In December she took a turn for the worse, being hospitalised. I managed to head up for a few days but had to cut it short as my partner took ill back home.
Following that, mum started to recover and came out of hospital. Chemo was over and a review was due in February.
That’s when things started to slide.
My partner had major reconstructive foot surgery early Jan leaving me as a one man army for her and the kids, youngest is two.

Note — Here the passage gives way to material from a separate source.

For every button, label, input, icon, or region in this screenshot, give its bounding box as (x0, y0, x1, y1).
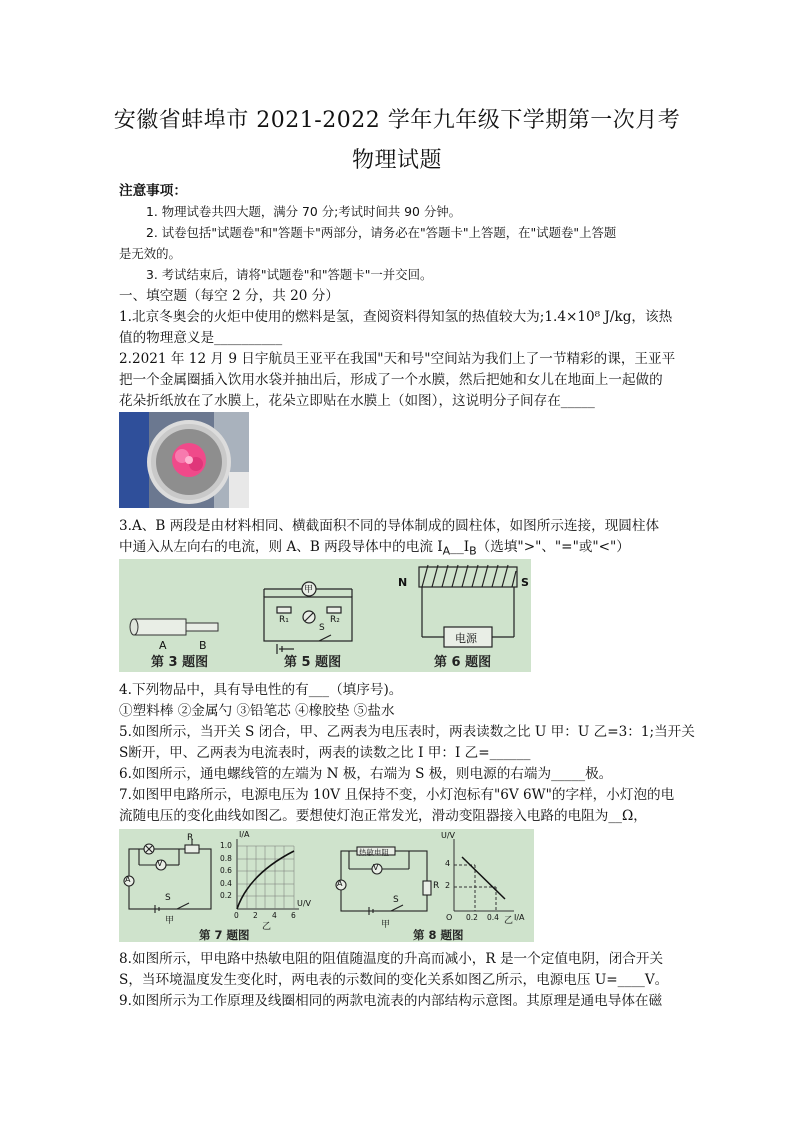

A few weeks ago I got a call to say that they reckoned the cancer had become more aggressive and it may be weeks.
I got support from friends and family down here and headed north.
30 minutes before I arrived, I got the call to say she had passed. I had spoke. To her on the phone part way through the 5 hour drive. But I was distraught. Don’t think I’ve gotten over that.
The last few weeks have been manic with time off work to sort the estate, funeral and everything else, then with a family roadtrip for a few days to say our goodbyes.
I thought I was handling this. I’m not. I feel empty. Hollow. I feel I should have done more even though I couldn’t.
I feel like a bad son, and I can never undo that.
I feel exhausted.
And I miss my mum. She was a best friend. I don’t quite know how to cope with this.
I am reaching out to a bereavement support service locally but I’m struggling with maintaining day to day. Going back to work, I thought would help and allow me to focus on other things. Instead it’s crippling me. I really don’t know how people deal with this.
Thanks for reading and any suggestions or advice welcome.